The toolbox makes it easy to couple RDF libraries with new design flow concepts such as statistical static timing analysis. In this context, the output load, input and output transition times and delay parameters of the timing function are not single values but probability density functions. Scripts based on this approach have been used to assess the impact of process-level variability on critical path timing.
Variations were introduced into a TCAD model of a 45nm device by varying the gate insulator thickness (?EOT=1Å) and gate length (?L=3nm), in order to produce 50 sets of NMOS and PMOS I-V curves (five hours processing time). RDF device models were then extracted for each device variant (extraction time 30 sec). Fifty libraries were then generated and characterized (total time one day) and imported into PSYCHIC. Statistical static timing experiments were carried out on the slowest timing path extracted from a 45nm memory concentrator block within a multimedia processor SoC. Figure 3 shows the results. The timing histograms for each cell in the path were convolved to produce the overall path delay.
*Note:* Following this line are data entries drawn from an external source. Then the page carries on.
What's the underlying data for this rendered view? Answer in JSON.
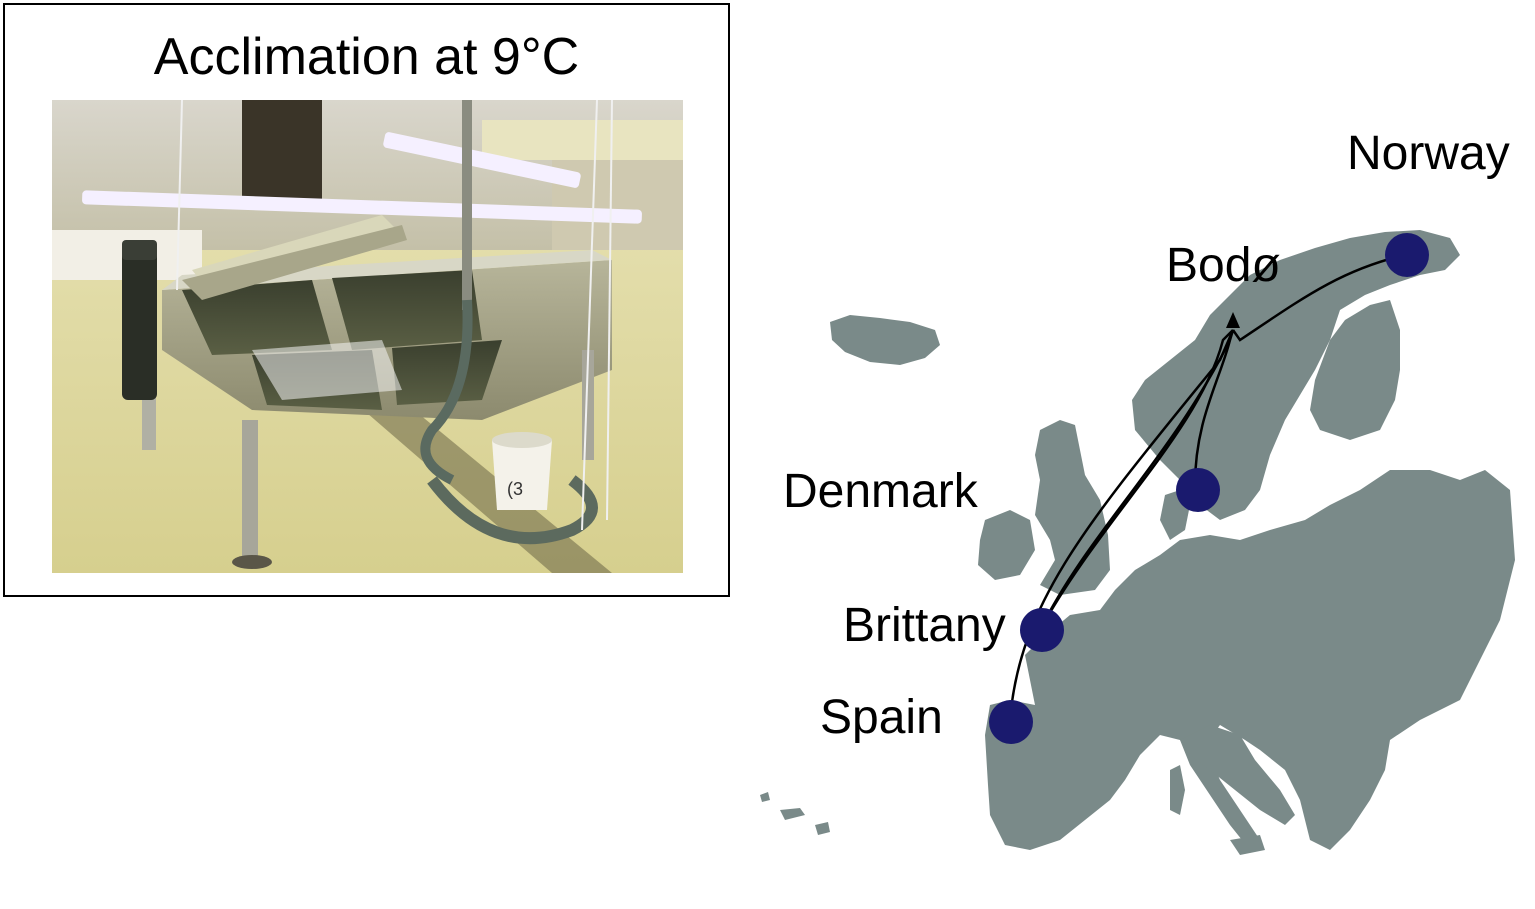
{
  "photo_panel": {
    "title": "Acclimation at 9°C",
    "image_description_icon": "aquarium-tanks-photo"
  },
  "map": {
    "land_color": "#7a8a89",
    "site_color": "#1a1a6e",
    "route_color": "#000000",
    "sites": [
      {
        "id": "spain",
        "label": "Spain"
      },
      {
        "id": "brittany",
        "label": "Brittany"
      },
      {
        "id": "denmark",
        "label": "Denmark"
      },
      {
        "id": "norway",
        "label": "Norway"
      }
    ],
    "destination": {
      "id": "bodo",
      "label": "Bodø"
    }
  }
}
This approach allows fundamental experiments to be performed on the effects of process-level variability on system-level timing, and avoids issues associated with varying individual parameters within a single compact model to generate timing statistics .
Benchmarking with commercially generated libraries shows that 10% timing accuracy and 30% run-time gain can be maintained with RDF libraries at the cost of a consistent, node-independent 25% cell area penalty. As an example, this approach was used to analyze the clock rate-area trade-off for a system L2 cache controller implemented using two competing 15nm technologies.
In order to explore more speculative ‘what if’ scenarios and to avoid costly synthesis and timing tools, a design flow description language was developed. Scripts written in this language were shown to reproduce critical path timing data from, for example, Cadence Encounter to 2% accuracy. The unique capabilities of RDF libraries and the ease of implementing new PSYCHIC functions were employed to analyze statistical timing variations in a 45nm memory concentrator.